Penjaga Laut dan Pantai (Sea and Coast Guard) memiliki tugas sebagai Komando dalam menegakan aturan Keselamatan dan Keamanan Pelayaran yang diatur oleh UU 17/2008 tentang Pelayaran serta memiliki tugas untuk melakukan “Koordinasi” Penegakan hukum diluar aturan Keselamatan dan Keamanan Pelayaran atau selain UU 17/2008 tentang Pelayaran.
Tugas Penjaga laut dan Pantai sebagai “komando” dalam melaksanakan penegakan hukum yang menyangkut keselamatan dan keamanan pelayaran diatur pada ayat 1 pasal 277 UU 17/2008 tentang Pelayaran yang selengkapnya berbunyi :
Pasal 277
1. Dalam melaksanakan fungsi sebagaimana dimaksud dalam Pasal 276 ayat (1) penjaga laut dan pantai melaksanakan tugas:
a. melakukan pengawasan keselamatan dan keamanan pelayaran;
b. melakukan pengawasan, pencegahan, dan penanggulangan pencemaran di laut;
c. pengawasan dan penertiban kegiatan serta lalu lintas kapal;
d. pengawasan dan penertiban kegiatan salvage, pekerjaan bawah air, serta eksplorasi dan eksploitasi kekayaan laut;
e. pengamanan Sarana Bantu Navigasi-Pelayaran; dan
f. mendukung pelaksanaan kegiatan pencarian dan pertolongan jiwa di laut.
Sedangkan tugas Penjaga Laut dan Pantai (Sea and Coast Guard) sebagai “Koordinator” dalam melakukan penegakan hukum diluar dari UU 17/2008 tentang Pelayaran (antara lain UU 32/ 2009 tentang Perlindungan dan Pengelolaan Lingkungan Hidup, KUHP, UU 17/ 2006 tentang Perubahan atas UU 10/1995 tentang Kepabeanan,) diatur pada ayat 2 pasal 277 UU 17/2008 tentang Pelayaran yang selengkapnya berbunyi :
Pasal 277
2. Dalam melaksanakan fungsi sebagaimana dimaksud dalam Pasal 276 ayat (1) penjaga laut dan pantai melaksanakan koordinasi untuk:
a. merumuskan dan menetapkan kebijakan umum penegakan hukum di laut;
b. menyusun kebijakan dan standar prosedur operasi penegakan hukum di laut secara terpadu;
c. kegiatan penjagaan, pengawasan, pencegahan dan penindakan pelanggaran hukum serta pengamanan pelayaran dan pengamanan aktivitas masyarakat dan Pemerintah di wilayah perairan Indonesia; dan
d. memberikan dukungan teknis administrasi di bidang penegakan hukum di laut secara terpadu.
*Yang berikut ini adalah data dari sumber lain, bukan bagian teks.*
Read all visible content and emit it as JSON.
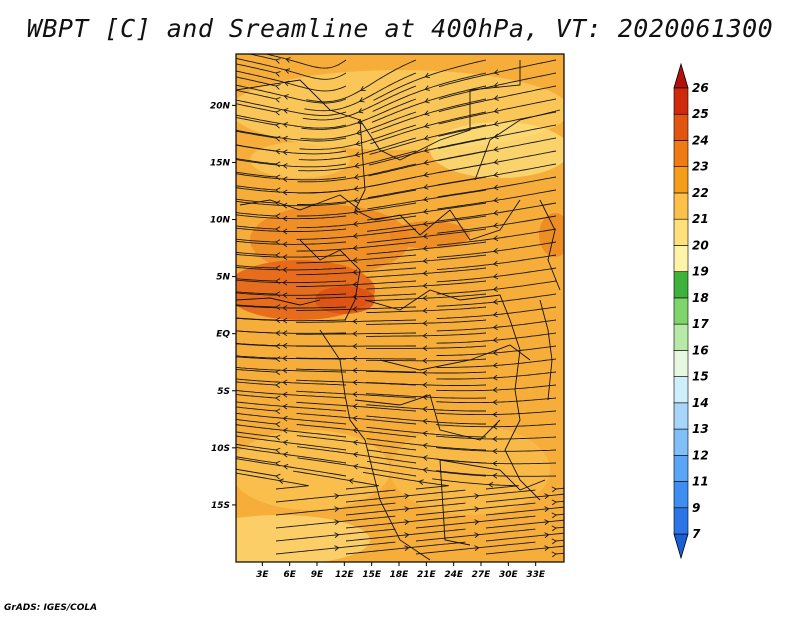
{
  "title": "WBPT [C] and Sreamline at 400hPa, VT: 2020061300",
  "credit": "GrADS: IGES/COLA",
  "lat_labels": [
    "20N",
    "15N",
    "10N",
    "5N",
    "EQ",
    "5S",
    "10S",
    "15S"
  ],
  "lon_labels": [
    "3E",
    "6E",
    "9E",
    "12E",
    "15E",
    "18E",
    "21E",
    "24E",
    "27E",
    "30E",
    "33E"
  ],
  "colorbar": {
    "labels": [
      "7",
      "9",
      "11",
      "12",
      "13",
      "14",
      "15",
      "16",
      "17",
      "18",
      "19",
      "20",
      "21",
      "22",
      "23",
      "24",
      "25",
      "26"
    ],
    "colors": [
      "#1a5fd6",
      "#2b75e6",
      "#3d8ef0",
      "#5aa5f5",
      "#80bff8",
      "#a8d6fb",
      "#cfeefc",
      "#e6f9e0",
      "#b7eaa6",
      "#7fd46b",
      "#3eb23a",
      "#fff3a8",
      "#ffe07a",
      "#fdc04a",
      "#f59e1c",
      "#ef7b12",
      "#e25510",
      "#cf2a0c",
      "#b2100a"
    ]
  },
  "map": {
    "lat_values": [
      20,
      15,
      10,
      5,
      0,
      -5,
      -10,
      -15
    ],
    "lon_values": [
      3,
      6,
      9,
      12,
      15,
      18,
      21,
      24,
      27,
      30,
      33
    ],
    "base_color": "#f6ad3a",
    "field_note": "WBPT mostly 20–22 C, warm core 23–24 C near 5N 5E–13E"
  }
}
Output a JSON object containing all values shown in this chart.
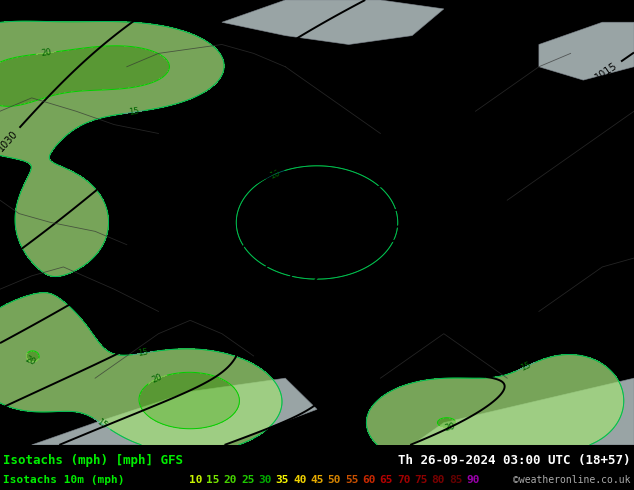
{
  "title_left": "Isotachs (mph) [mph] GFS",
  "title_right": "Th 26-09-2024 03:00 UTC (18+57)",
  "legend_label": "Isotachs 10m (mph)",
  "credit": "©weatheronline.co.uk",
  "legend_values": [
    "10",
    "15",
    "20",
    "25",
    "30",
    "35",
    "40",
    "45",
    "50",
    "55",
    "60",
    "65",
    "70",
    "75",
    "80",
    "85",
    "90"
  ],
  "legend_text_colors": [
    "#c8f500",
    "#78e600",
    "#46d200",
    "#1ec800",
    "#00aa00",
    "#f5f500",
    "#f0d200",
    "#e6aa00",
    "#d28200",
    "#c85000",
    "#c82800",
    "#b40000",
    "#a00000",
    "#8c0000",
    "#780000",
    "#640000",
    "#9900aa"
  ],
  "map_bg": "#b5dc8c",
  "sea_bg": "#c8d8d8",
  "isobar_color": "#000000",
  "bottom_bg": "#000000",
  "text_color_left": "#00ee00",
  "text_color_right": "#ffffff",
  "credit_color": "#aaaaaa",
  "font_size_title": 9,
  "font_size_legend": 8
}
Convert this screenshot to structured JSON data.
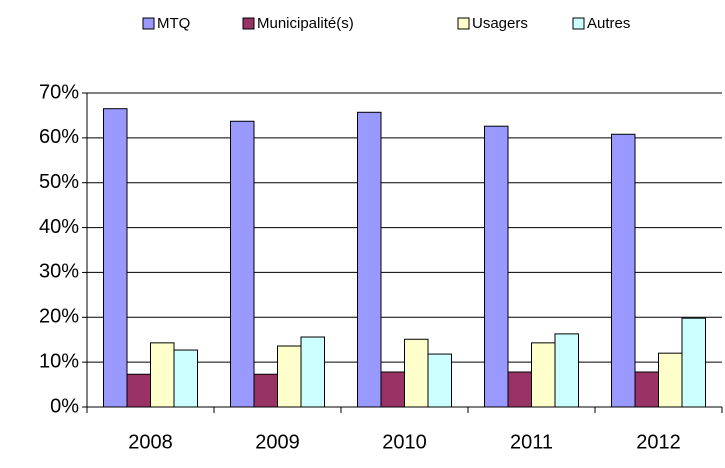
{
  "chart_data": {
    "type": "bar",
    "categories": [
      "2008",
      "2009",
      "2010",
      "2011",
      "2012"
    ],
    "series": [
      {
        "name": "MTQ",
        "color": "#9999ff",
        "values": [
          66.5,
          63.7,
          65.7,
          62.6,
          60.8
        ]
      },
      {
        "name": "Municipalité(s)",
        "color": "#993366",
        "values": [
          7.3,
          7.3,
          7.8,
          7.8,
          7.8
        ]
      },
      {
        "name": "Usagers",
        "color": "#ffffcc",
        "values": [
          14.3,
          13.6,
          15.1,
          14.3,
          12
        ]
      },
      {
        "name": "Autres",
        "color": "#ccffff",
        "values": [
          12.7,
          15.6,
          11.8,
          16.3,
          19.8
        ]
      }
    ],
    "ylim": [
      0,
      70
    ],
    "yticks": [
      {
        "value": 0,
        "label": "0%"
      },
      {
        "value": 10,
        "label": "10%"
      },
      {
        "value": 20,
        "label": "20%"
      },
      {
        "value": 30,
        "label": "30%"
      },
      {
        "value": 40,
        "label": "40%"
      },
      {
        "value": 50,
        "label": "50%"
      },
      {
        "value": 60,
        "label": "60%"
      },
      {
        "value": 70,
        "label": "70%"
      }
    ],
    "grid": true,
    "legend": "top"
  }
}
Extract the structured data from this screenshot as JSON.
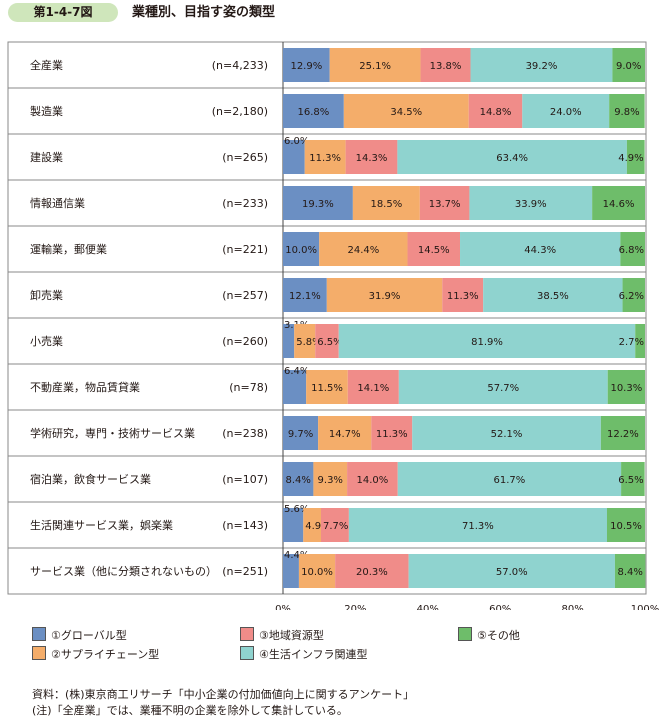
{
  "header": {
    "figure_number": "第1-4-7図",
    "title": "業種別、目指す姿の類型"
  },
  "legend": [
    {
      "label": "①グローバル型",
      "color": "#6b8fc3"
    },
    {
      "label": "②サプライチェーン型",
      "color": "#f4ad6a"
    },
    {
      "label": "③地域資源型",
      "color": "#f08c89"
    },
    {
      "label": "④生活インフラ関連型",
      "color": "#8fd3cf"
    },
    {
      "label": "⑤その他",
      "color": "#6ebd6a"
    }
  ],
  "notes": {
    "source": "資料：(株)東京商工リサーチ「中小企業の付加価値向上に関するアンケート」",
    "note": "(注)「全産業」では、業種不明の企業を除外して集計している。"
  },
  "chart_data": {
    "type": "bar",
    "orientation": "horizontal",
    "stacked": true,
    "title": "業種別、目指す姿の類型",
    "xlim": [
      0,
      100
    ],
    "x_ticks": [
      "0%",
      "20%",
      "40%",
      "60%",
      "80%",
      "100%"
    ],
    "grid": false,
    "legend_position": "bottom",
    "categories": [
      {
        "name": "全産業",
        "n": "(n=4,233)"
      },
      {
        "name": "製造業",
        "n": "(n=2,180)"
      },
      {
        "name": "建設業",
        "n": "(n=265)"
      },
      {
        "name": "情報通信業",
        "n": "(n=233)"
      },
      {
        "name": "運輸業，郵便業",
        "n": "(n=221)"
      },
      {
        "name": "卸売業",
        "n": "(n=257)"
      },
      {
        "name": "小売業",
        "n": "(n=260)"
      },
      {
        "name": "不動産業，物品賃貸業",
        "n": "(n=78)"
      },
      {
        "name": "学術研究，専門・技術サービス業",
        "n": "(n=238)"
      },
      {
        "name": "宿泊業，飲食サービス業",
        "n": "(n=107)"
      },
      {
        "name": "生活関連サービス業，娯楽業",
        "n": "(n=143)"
      },
      {
        "name": "サービス業（他に分類されないもの）",
        "n": "(n=251)"
      }
    ],
    "series": [
      {
        "name": "①グローバル型",
        "color": "#6b8fc3",
        "values": [
          12.9,
          16.8,
          6.0,
          19.3,
          10.0,
          12.1,
          3.1,
          6.4,
          9.7,
          8.4,
          5.6,
          4.4
        ]
      },
      {
        "name": "②サプライチェーン型",
        "color": "#f4ad6a",
        "values": [
          25.1,
          34.5,
          11.3,
          18.5,
          24.4,
          31.9,
          5.8,
          11.5,
          14.7,
          9.3,
          4.9,
          10.0
        ]
      },
      {
        "name": "③地域資源型",
        "color": "#f08c89",
        "values": [
          13.8,
          14.8,
          14.3,
          13.7,
          14.5,
          11.3,
          6.5,
          14.1,
          11.3,
          14.0,
          7.7,
          20.3
        ]
      },
      {
        "name": "④生活インフラ関連型",
        "color": "#8fd3cf",
        "values": [
          39.2,
          24.0,
          63.4,
          33.9,
          44.3,
          38.5,
          81.9,
          57.7,
          52.1,
          61.7,
          71.3,
          57.0
        ]
      },
      {
        "name": "⑤その他",
        "color": "#6ebd6a",
        "values": [
          9.0,
          9.8,
          4.9,
          14.6,
          6.8,
          6.2,
          2.7,
          10.3,
          12.2,
          6.5,
          10.5,
          8.4
        ]
      }
    ]
  }
}
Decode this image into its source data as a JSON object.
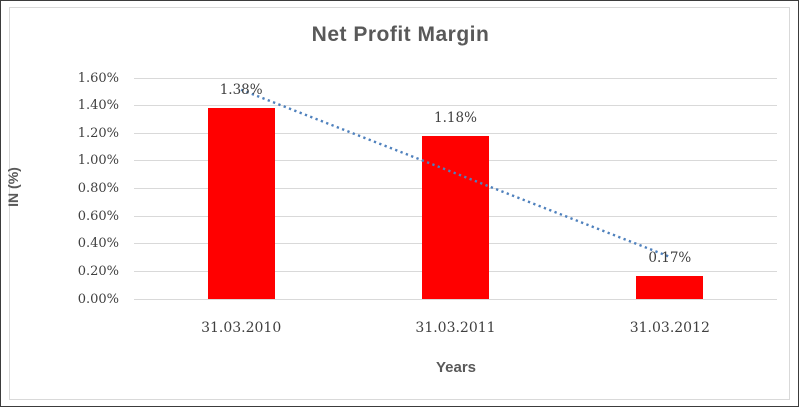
{
  "chart_data": {
    "type": "bar",
    "title": "Net Profit Margin",
    "xlabel": "Years",
    "ylabel": "IN (%)",
    "categories": [
      "31.03.2010",
      "31.03.2011",
      "31.03.2012"
    ],
    "values": [
      1.38,
      1.18,
      0.17
    ],
    "data_labels": [
      "1.38%",
      "1.18%",
      "0.17%"
    ],
    "y_ticks": [
      "1.60%",
      "1.40%",
      "1.20%",
      "1.00%",
      "0.80%",
      "0.60%",
      "0.40%",
      "0.20%",
      "0.00%"
    ],
    "ylim": [
      0,
      1.6
    ],
    "y_step": 0.2,
    "grid": true,
    "legend": "none",
    "bar_color": "#FF0000",
    "trendline": {
      "type": "linear",
      "style": "dotted",
      "color": "#4F81BD",
      "start_value": 1.515,
      "end_value": 0.305
    }
  },
  "colors": {
    "title_text": "#595959",
    "axis_text": "#404040",
    "gridline": "#D9D9D9",
    "outer_border": "#3C3C3C",
    "inner_border": "#D9D9D9",
    "background": "#FFFFFF"
  }
}
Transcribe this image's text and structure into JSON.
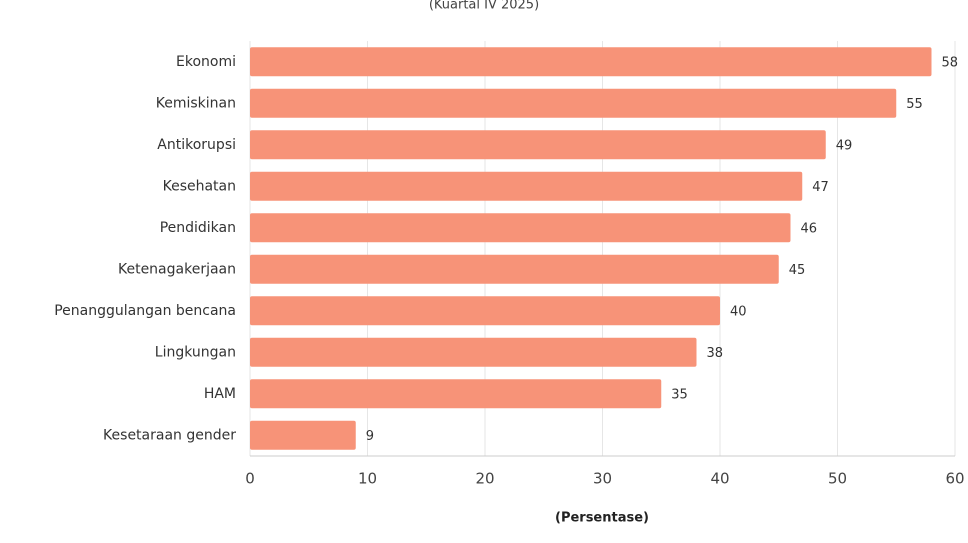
{
  "chart_data": {
    "type": "bar",
    "orientation": "horizontal",
    "subtitle": "(Kuartal IV 2025)",
    "x_label": "(Persentase)",
    "categories": [
      "Ekonomi",
      "Kemiskinan",
      "Antikorupsi",
      "Kesehatan",
      "Pendidikan",
      "Ketenagakerjaan",
      "Penanggulangan bencana",
      "Lingkungan",
      "HAM",
      "Kesetaraan gender"
    ],
    "values": [
      58,
      55,
      49,
      47,
      46,
      45,
      40,
      38,
      35,
      9
    ],
    "color": "#f79378",
    "xlim": [
      0,
      60
    ],
    "xticks": [
      0,
      10,
      20,
      30,
      40,
      50,
      60
    ],
    "grid": true
  }
}
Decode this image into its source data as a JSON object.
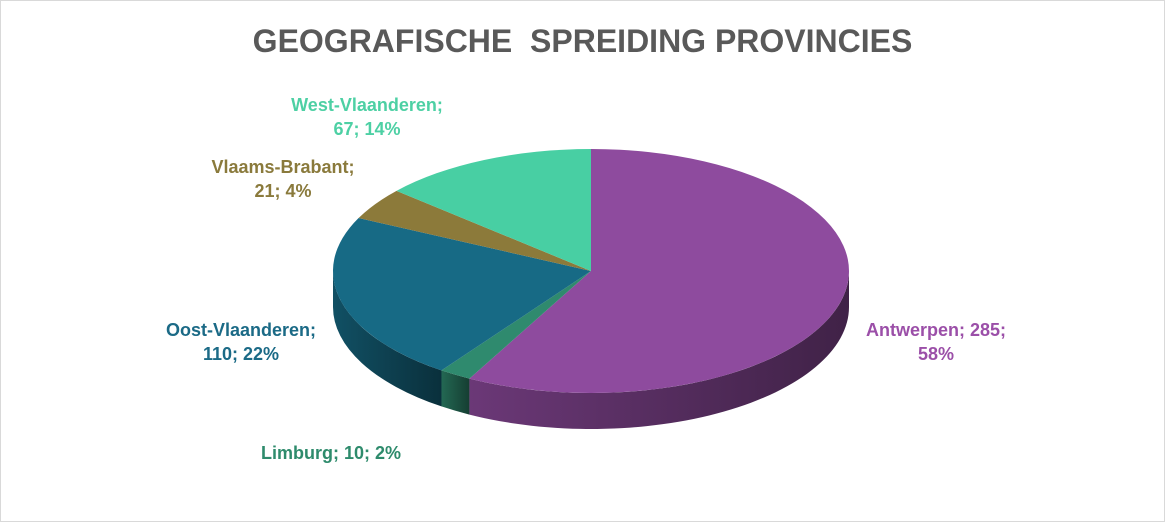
{
  "chart_data": {
    "type": "pie3d",
    "title": "GEOGRAFISCHE  SPREIDING PROVINCIES",
    "categories": [
      "Antwerpen",
      "Limburg",
      "Oost-Vlaanderen",
      "Vlaams-Brabant",
      "West-Vlaanderen"
    ],
    "values": [
      285,
      10,
      110,
      21,
      67
    ],
    "value_labels": [
      "Antwerpen; 285; 58%",
      "Limburg; 10; 2%",
      "Oost-Vlaanderen; 110; 22%",
      "Vlaams-Brabant; 21; 4%",
      "West-Vlaanderen; 67; 14%"
    ],
    "colors": [
      "#8e4b9e",
      "#2f8a6e",
      "#176a85",
      "#8c7a3a",
      "#48cfa3"
    ]
  }
}
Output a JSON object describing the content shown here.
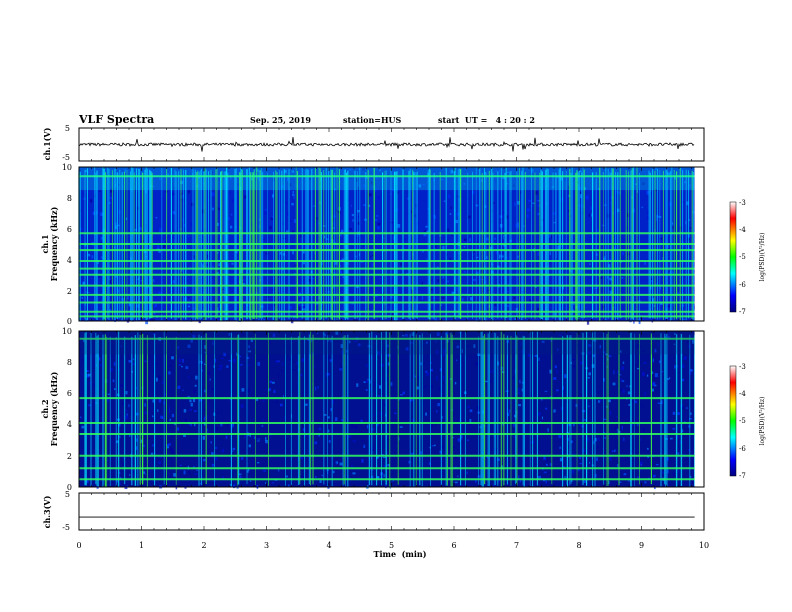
{
  "header": {
    "title": "VLF Spectra",
    "date": "Sep. 25, 2019",
    "station": "station=HUS",
    "start": "start  UT =   4 : 20 : 2"
  },
  "chart_data": [
    {
      "type": "line",
      "name": "ch1-voltage",
      "ylabel": "ch.1(V)",
      "ylim": [
        -5,
        5
      ],
      "yticks": [
        "5",
        "-5"
      ],
      "xlim": [
        0,
        10
      ],
      "baseline": 0,
      "color": "#000000"
    },
    {
      "type": "heatmap",
      "name": "ch1-spectrogram",
      "ylabel_line1": "ch.1",
      "ylabel_line2": "Frequency (kHz)",
      "ylim": [
        0,
        10
      ],
      "yticks": [
        "0",
        "2",
        "4",
        "6",
        "8",
        "10"
      ],
      "xlim": [
        0,
        9.85
      ],
      "bands_khz": [
        0.3,
        0.6,
        1.2,
        1.7,
        2.3,
        3.0,
        3.4,
        3.9,
        4.6,
        5.0,
        5.7,
        9.4
      ],
      "colorbar": {
        "label": "log(PSD)(V²/Hz)",
        "ticks": [
          "-3",
          "-4",
          "-5",
          "-6",
          "-7"
        ],
        "range": [
          -7,
          -3
        ]
      }
    },
    {
      "type": "heatmap",
      "name": "ch2-spectrogram",
      "ylabel_line1": "ch.2",
      "ylabel_line2": "Frequency (kHz)",
      "ylim": [
        0,
        10
      ],
      "yticks": [
        "0",
        "2",
        "4",
        "6",
        "8",
        "10"
      ],
      "xlim": [
        0,
        9.85
      ],
      "bands_khz": [
        0.5,
        1.2,
        2.0,
        3.4,
        4.1,
        5.7,
        9.5
      ],
      "colorbar": {
        "label": "log(PSD)(V²/Hz)",
        "ticks": [
          "-3",
          "-4",
          "-5",
          "-6",
          "-7"
        ],
        "range": [
          -7,
          -3
        ]
      }
    },
    {
      "type": "line",
      "name": "ch3-voltage",
      "ylabel": "ch.3(V)",
      "ylim": [
        -5,
        5
      ],
      "yticks": [
        "5",
        "-5"
      ],
      "xlim": [
        0,
        10
      ],
      "baseline": -1.5,
      "color": "#000000"
    }
  ],
  "xaxis": {
    "label": "Time  (min)",
    "range": [
      0,
      10
    ],
    "ticks": [
      "0",
      "1",
      "2",
      "3",
      "4",
      "5",
      "6",
      "7",
      "8",
      "9",
      "10"
    ]
  }
}
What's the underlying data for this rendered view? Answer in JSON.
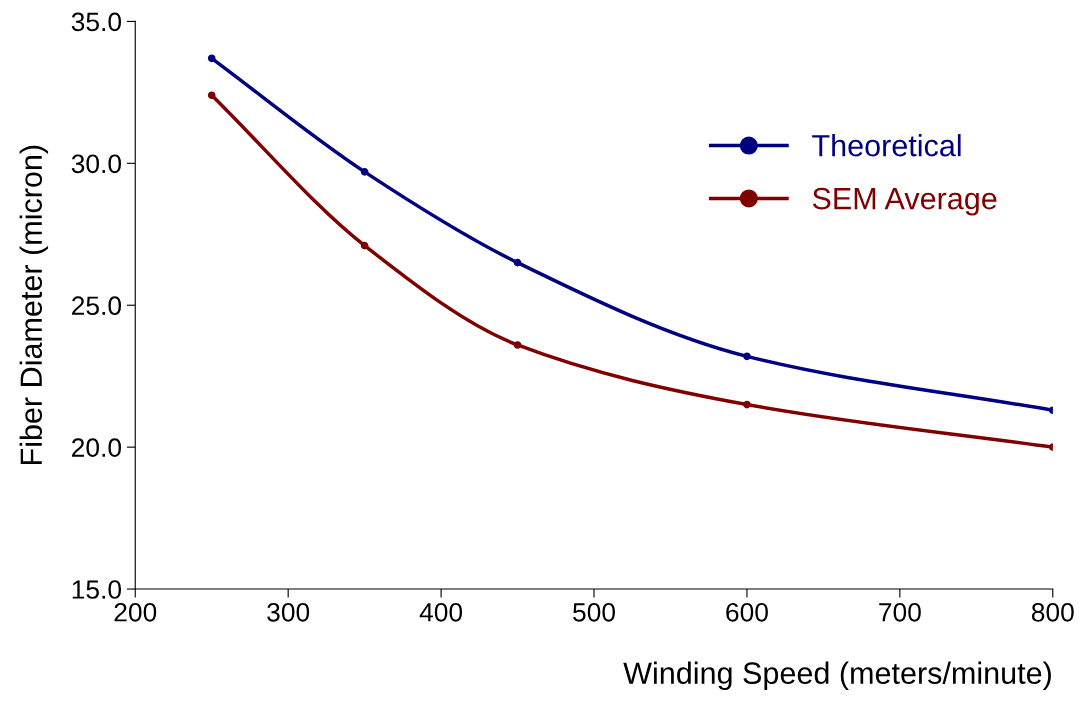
{
  "chart_data": {
    "type": "line",
    "xlabel": "Winding Speed (meters/minute)",
    "ylabel": "Fiber Diameter (micron)",
    "x": [
      250,
      350,
      450,
      600,
      800
    ],
    "series": [
      {
        "name": "Theoretical",
        "color": "#000080",
        "values": [
          33.7,
          29.7,
          26.5,
          23.2,
          21.3
        ]
      },
      {
        "name": "SEM Average",
        "color": "#800000",
        "values": [
          32.4,
          27.1,
          23.6,
          21.5,
          20.0
        ]
      }
    ],
    "xlim": [
      200,
      800
    ],
    "xticks": [
      200,
      300,
      400,
      500,
      600,
      700,
      800
    ],
    "ylim": [
      15,
      35
    ],
    "yticks": [
      {
        "value": 15,
        "label": "15.0"
      },
      {
        "value": 20,
        "label": "20.0"
      },
      {
        "value": 25,
        "label": "25.0"
      },
      {
        "value": 30,
        "label": "30.0"
      },
      {
        "value": 35,
        "label": "35.0"
      }
    ],
    "grid": false,
    "legend": "top right",
    "marker": "circle",
    "line_style": "solid"
  }
}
4.2 Kewenangan Penjaga laut dan Pantai (Sea and Coast guard).
Kewenangan Penjaga laut dan Pantai (Sea and Coast Guard) sebagai organisasi Penegak Hukum dan Personil Penjaga laut dan Pantai (Sea and Coast Guard) sebagai Pejabat Penyidik Pegawai Negeri Sipil diatur pada ayat 1 dan ayat 2 pasal 278 UU 17/2008 tentang Pelayaran yang selengkapnya berbunyi :
Pasal 278
. 1. Dalam melaksanakan tugas sebagaimana dimaksud dalam Pasal 277, penjaga laut dan pantai mempunyai kewenangan untuk:
a. melaksanakan patroli laut;
b. melakukan pengejaran seketika (hot pursuit);
c. memberhentikan dan memeriksa kapal di laut; dan
d. melakukan penyidikan.
2. Dalam melaksanakan kewenangan sebagaimana dimaksud pada ayat (1) huruf d penjaga laut dan pantai melaksanakan tugas sebagai Pejabat Penyidik Pegawai Negeri Sipil sesuai dengan ketentuan peraturan perundang-undangan.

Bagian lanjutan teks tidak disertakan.